Una filosofia che è alla base della attività Tenuta Fontana, un’azienda agricola di produzione, trasformazione e commercializzazione di vini di qualità. “Noi crediamo – sostengono i titolari dell’azienda – che il vino sia il prodotto migliore per far conoscere un territorio e le sue risorse, la storia e la cultura, le tradizioni e i piatti tipici. Che possa aiutare a tutelare e promuovere l’ambiente, insegnare a rispettare la natura. Crediamo che la qualità inizia a essere costruita con il rispetto e la cura della terra e continua nella coltivazione delle uve e nella raccolta e trasformazione dell’uva in vino. Tutto ciò si traduce in eco-sostenibilità, rispetto della tradizione, innovazione.

Quest’anno si terrà dunque la prima vendemmia. “La previsione – spiegano Anna Pina e Antonio Fontana – è di un migliaio di bottiglie prodotte.  Nella migliore delle ipotesi sarebbe già una grande conquista ma il nostro obiettivo principale era far rinascere La Vigna e ci siamo riusciti siamo consci di quanto conti questo traguardo”.

“Della antica Vigna borbonica vedremo e assaporeremo presto i frutti – ha detto il direttore del palazzo reale di Caserta Tiziana Maffei, subentrata a Felicori, che ha portato avanti il progetto con grande entusiasmo, presentando l’iniziativa nella sede della stampa estera. La reggia, nata come massima rappresentazione di prestigio del nuovo Regno di Carlo di Borbone completata dal bosco di San Silvestro, era stata concepita come parte di un articolato sistema produttivo territoriale”.

La Reggia di Caserta che ne 1997 l’UNESCO ha inserito, assieme all’Acquedotto Carolino e al complesso di San Leucio, nella lista di beni italiani Patrimonio dell’Umanità, fu costruita a metà del Settecento per volontà del Re di Napoli Carlo di Borbone che voleva avere a sua disposizione un Palazzo Reale che potesse competere con quelli presenti nelle principali capitale europee. In particolare il re guardava con ammirazione la reggia di Versailles.

Il compito di edificare questo palazzo fu affidato all’architetto italiano Luigi Vanvitelli che però morì prima di terminare il progetto.
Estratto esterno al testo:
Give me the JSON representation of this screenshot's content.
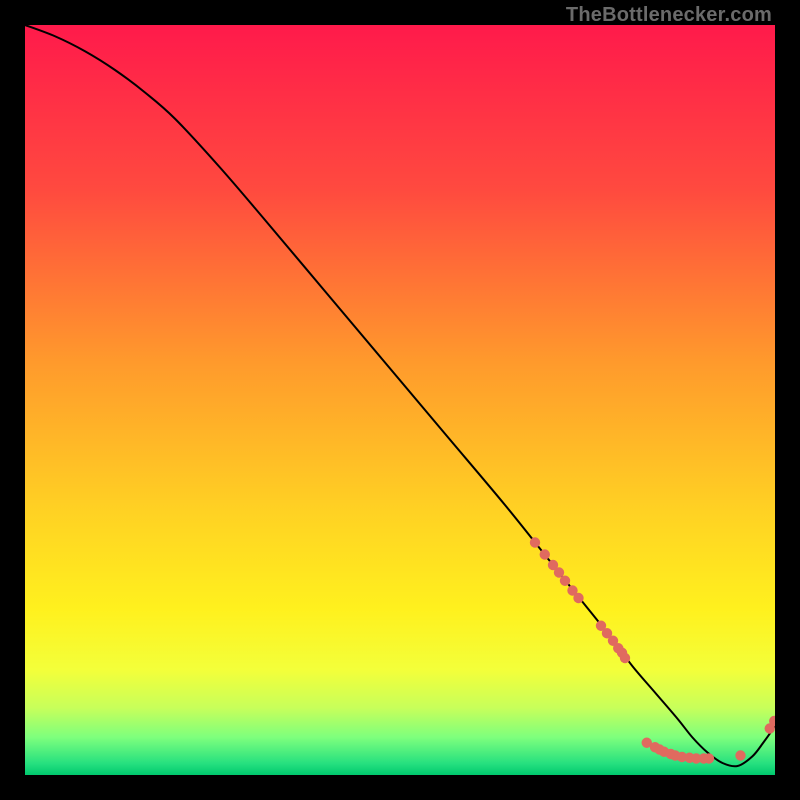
{
  "watermark": "TheBottlenecker.com",
  "chart_data": {
    "type": "line",
    "title": "",
    "xlabel": "",
    "ylabel": "",
    "xlim": [
      0,
      100
    ],
    "ylim": [
      0,
      100
    ],
    "grid": false,
    "legend": false,
    "background_gradient": {
      "stops": [
        {
          "offset": 0.0,
          "color": "#ff1a4b"
        },
        {
          "offset": 0.22,
          "color": "#ff4a3f"
        },
        {
          "offset": 0.45,
          "color": "#ff9a2c"
        },
        {
          "offset": 0.65,
          "color": "#ffd223"
        },
        {
          "offset": 0.78,
          "color": "#fff11e"
        },
        {
          "offset": 0.86,
          "color": "#f3ff3a"
        },
        {
          "offset": 0.91,
          "color": "#c8ff5a"
        },
        {
          "offset": 0.95,
          "color": "#7dff7d"
        },
        {
          "offset": 0.985,
          "color": "#25e07f"
        },
        {
          "offset": 1.0,
          "color": "#00c86e"
        }
      ]
    },
    "series": [
      {
        "name": "bottleneck-curve",
        "color": "#000000",
        "x": [
          0,
          4,
          8,
          12,
          16,
          20,
          26,
          32,
          40,
          48,
          56,
          64,
          70,
          74,
          78,
          81,
          84,
          87,
          89,
          91,
          93,
          95,
          97,
          98.5,
          100
        ],
        "y": [
          100,
          98.5,
          96.5,
          94,
          91,
          87.5,
          81,
          74,
          64.5,
          55,
          45.5,
          36,
          28.5,
          23.5,
          18.5,
          14.5,
          11,
          7.5,
          5,
          3,
          1.6,
          1.2,
          2.5,
          4.4,
          6.5
        ]
      }
    ],
    "scatter": {
      "name": "gpu-points",
      "color": "#e06a5f",
      "radius": 5.2,
      "points": [
        {
          "x": 68.0,
          "y": 31.0
        },
        {
          "x": 69.3,
          "y": 29.4
        },
        {
          "x": 70.4,
          "y": 28.0
        },
        {
          "x": 71.2,
          "y": 27.0
        },
        {
          "x": 72.0,
          "y": 25.9
        },
        {
          "x": 73.0,
          "y": 24.6
        },
        {
          "x": 73.8,
          "y": 23.6
        },
        {
          "x": 76.8,
          "y": 19.9
        },
        {
          "x": 77.6,
          "y": 18.9
        },
        {
          "x": 78.4,
          "y": 17.9
        },
        {
          "x": 79.1,
          "y": 16.9
        },
        {
          "x": 79.6,
          "y": 16.3
        },
        {
          "x": 80.0,
          "y": 15.6
        },
        {
          "x": 82.9,
          "y": 4.3
        },
        {
          "x": 84.0,
          "y": 3.7
        },
        {
          "x": 84.6,
          "y": 3.4
        },
        {
          "x": 85.2,
          "y": 3.1
        },
        {
          "x": 86.1,
          "y": 2.8
        },
        {
          "x": 86.7,
          "y": 2.6
        },
        {
          "x": 87.6,
          "y": 2.4
        },
        {
          "x": 88.6,
          "y": 2.3
        },
        {
          "x": 89.5,
          "y": 2.2
        },
        {
          "x": 90.5,
          "y": 2.2
        },
        {
          "x": 91.2,
          "y": 2.2
        },
        {
          "x": 95.4,
          "y": 2.6
        },
        {
          "x": 99.3,
          "y": 6.2
        },
        {
          "x": 99.9,
          "y": 7.2
        }
      ]
    }
  }
}
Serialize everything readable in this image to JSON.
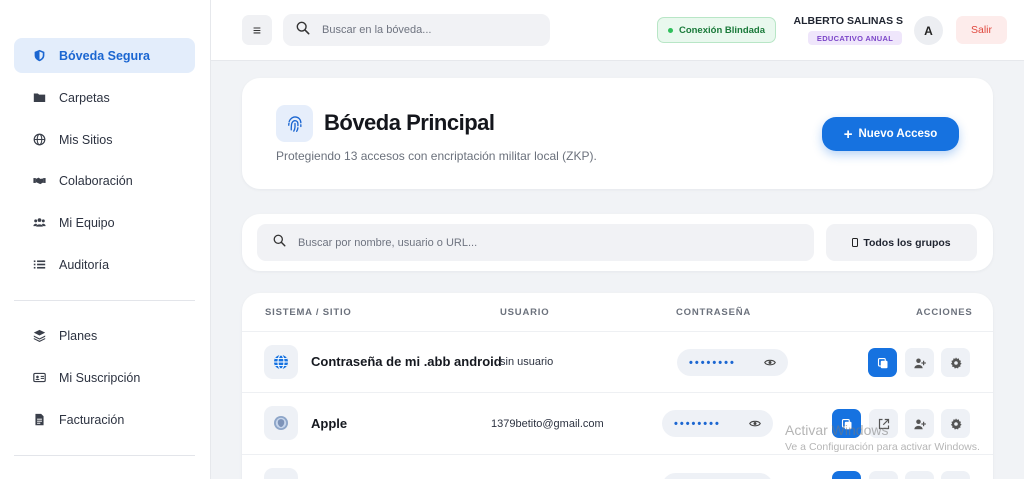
{
  "sidebar": {
    "items": [
      {
        "label": "Bóveda Segura",
        "icon": "shield-icon"
      },
      {
        "label": "Carpetas",
        "icon": "folder-icon"
      },
      {
        "label": "Mis Sitios",
        "icon": "globe-icon"
      },
      {
        "label": "Colaboración",
        "icon": "handshake-icon"
      },
      {
        "label": "Mi Equipo",
        "icon": "users-icon"
      },
      {
        "label": "Auditoría",
        "icon": "list-icon"
      }
    ],
    "items2": [
      {
        "label": "Planes",
        "icon": "layers-icon"
      },
      {
        "label": "Mi Suscripción",
        "icon": "id-card-icon"
      },
      {
        "label": "Facturación",
        "icon": "invoice-icon"
      }
    ]
  },
  "topbar": {
    "menu_icon": "≡",
    "search_placeholder": "Buscar en la bóveda...",
    "connection": "Conexión Blindada",
    "user_name": "ALBERTO SALINAS S",
    "plan": "EDUCATIVO ANUAL",
    "avatar": "A",
    "logout": "Salir"
  },
  "header": {
    "title": "Bóveda Principal",
    "subtitle": "Protegiendo 13 accesos con encriptación militar local (ZKP).",
    "new_button": "Nuevo Acceso",
    "new_button_icon": "+"
  },
  "filters": {
    "search_placeholder": "Buscar por nombre, usuario o URL...",
    "group_button": "Todos los grupos"
  },
  "table": {
    "headers": [
      "SISTEMA / SITIO",
      "USUARIO",
      "CONTRASEÑA",
      "ACCIONES"
    ],
    "rows": [
      {
        "name": "Contraseña de mi .abb android",
        "user": "sin usuario",
        "password": "••••••••",
        "icon": "globe-icon"
      },
      {
        "name": "Apple",
        "user": "1379betito@gmail.com",
        "password": "••••••••",
        "icon": "apple-avatar-icon"
      }
    ]
  },
  "watermark": {
    "line1": "Activar Windows",
    "line2": "Ve a Configuración para activar Windows."
  },
  "colors": {
    "accent": "#1672e0",
    "active_nav_bg": "#e3edfb",
    "success": "#1a7a3a",
    "danger": "#e0483e",
    "plan_purple": "#7b45c8"
  }
}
Carlo Vanvitelli, figlio di Luigi, e altri architetti della sua scuola portarono a conclusione la grandiosa residenza reale che si estende su una superficie di circa 47.000 metri quadrati per un’altezza di 5 piani e presenta una pianta rettangolare. Il parco della reggia, invece, si estende per circa 3km di lunghezza su 120 ettari di superficie.

Le immense terre della Reggia di Caserta non servivano solo a impressionare i tanti visitatori alla corte borbonica, ma anche per la produzione di vari prodotti.

Flora e fauna un tempo offrivano una varietà notevole, tanto da spingere il re a costruirvi una tenuta di caccia. Negli anni la struttura si ampliò con una sezione dedicata alla lavorazione dei formaggi, del miele e, soprattutto, del vino. Ferdinando IV  oltre a dare vita alle seterie di San Leucio realizzò nella reggia di Carditello  il primo allevamento di bufale per rifornire le sue tavole di formaggi pregiati. Con la fine del Regno delle Due Sicilie quelle Reali Delizie vennero abbandonate.